Healthcare Revenue Cycle Management, ICD-10, Claims Reimbursement, Medicare, Medicaid

Reimbursement News

$262B of Total Hospital Charges in 2016 Initially Claim Denials

About 9 percent of hospital charges in 2016 were initially claim denials, putting about 3.3 percent of net patient revenue at risk per hospital, a study uncovered.

About 9 percent, or $262 billion, in hospital charges last year were initially claim denials, a study showed

Source: Thinkstock

By Jacqueline LaPointe

- Approximately 9 percent of hospital charges in 2016 were initially claim denials, according to a new Change Healthcare study. As a result, $262 billion out of $3 trillion in claims submitted last year was denied.

The analysis of over 3.3 billion provider transactions from about 724 hospitals in 2016 also revealed that as much as 3.3 percent of net patient revenue at the typical health system was at risk because of claims denials.

The at-risk revenue represented about $4.9 million per hospital in 2016, researchers reported.

The top reason for claim denials according to the analysis was registration and eligibility issues with 23.9 percent of claims being denied by payers for this challenge. Researchers also found the common reasons for claim denials, including:

• Missing or invalid claim data with 14.6 percent of claims

• Authorization and pre-certification issues with 12.4 percent of claims

• Medical documentation requested with 10.8 percent of claims

• Service not covered with 10.1 percent of claims

Other popular claim denial reasons included medical coding and medical necessity problems with 5.8 percent of claims, respectively, and untimely filing and appropriateness of care issues with about 3.5 percent of claims, respectively.

Researchers pointed out that payers denied hospital claims for issues that spanned the hospital revenue cycle. However, the greatest percentage of denials stemmed from front-end processes.

Hospitals and medical groups have reported a significant boost in payer requirements for claims reimbursement. For example, a recent MGMA poll uncovered that 86 percent of medical practice leaders witnesses an increase in prior authorization requirements over the past year.

Only 3 percent said that their organization experienced a decrease in prior authorization requirements.

Payer requirements, such as prior authorizations, put more pressure on front-end staff to ensure accurate claims reimbursement and minimal claim denials.

While claim denials put hospital patient revenue at risk, the Change Healthcare study found that about 63 percent of denied claims were recoverable.

Although recouping claims reimbursement revenue significantly cost hospitals. A claim denial appeal cost providers about $118 per claim, or up to $8.6 billion in administrative costs nationally.

For hospitals relying on Medicare revenue, claim denials management and appeals were especially challenging. A recent American Hospital Association (AHA) report showed that almost three-quarters of claim denials appealed to an administrative law judge took longer than the statutory 90-day limit for a claim determination.

Consequently, about 26 percent of all claim denials appeals were stuck in the Medicare appeals backlog in the third quarter of 2016.
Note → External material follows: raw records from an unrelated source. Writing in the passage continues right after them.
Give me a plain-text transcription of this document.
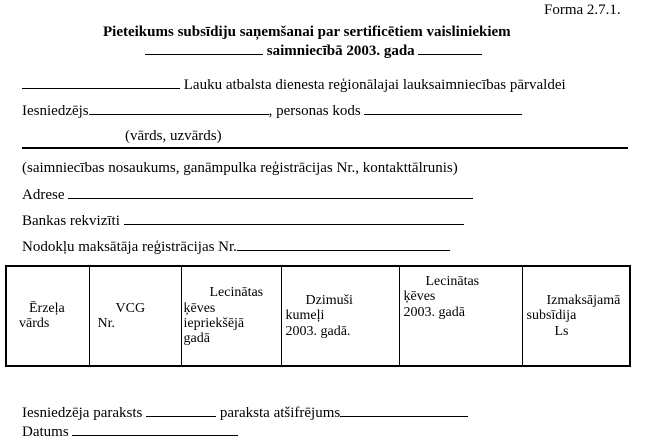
Forma 2.7.1.
Pieteikums subsīdiju saņemšanai par sertificētiem vaisliniekiem
saimniecībā 2003. gada
Lauku atbalsta dienesta reģionālajai lauksaimniecības pārvaldei
Iesniedzējs	, personas kods
(vārds, uzvārds)
(saimniecības nosaukums, ganāmpulka reģistrācijas Nr., kontakttālrunis)
Adrese
Bankas rekvizīti
Nodokļu maksātāja reģistrācijas Nr.
Ērzeļa
vārds

VCG
Nr.

Lecinātas
ķēves
iepriekšējā
gadā

Dzimuši
kumeļi
2003. gadā.

Lecinātas
ķēves
2003. gadā

Izmaksājamā
subsīdija
Ls
Iesniedzēja paraksts	paraksta atšifrējums
Datums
Hospitals may be patiently waiting for their Medicare reimbursement, but they may not see their claim denial appeals moving through the appeals process anytime soon.

A federal judge ordered HHS to eliminate the Medicare appeals backlog by Dec. 31, 2020. However, the federal department stated that the timeframe was inappropriate and would force the department to “make payment on Medicare claims regardless of the merit of those claims.”

To avoid claim denials and a lengthy, expensive appeals process, Change Healthcare leaders suggested that hospitals implement more automated processes and data analytics solutions.

Automated claim denials management is not common among healthcare organizations. Roughly 31 percent of providers still use a manual claim denials management process, a 2016 HIMSS Analytics survey found.

“Eye-opening insights like these are only possible with advanced analytics and revenue cycle tools that let you identify the root causes of denials, and implement and automate practices that prevent them,” stated Marcy Tatsch, Change Healthcare’s Senior Vice President and General Manager of Reimbursement and Analytics Solutions. “You can’t fix what you can’t see.”

“But by reinventing the revenue cycle with analytics, a hospital can improve its success rate in appealing denied claims and increase how much revenue is recovered—not to mention reducing the number of denials in the first place,” she added.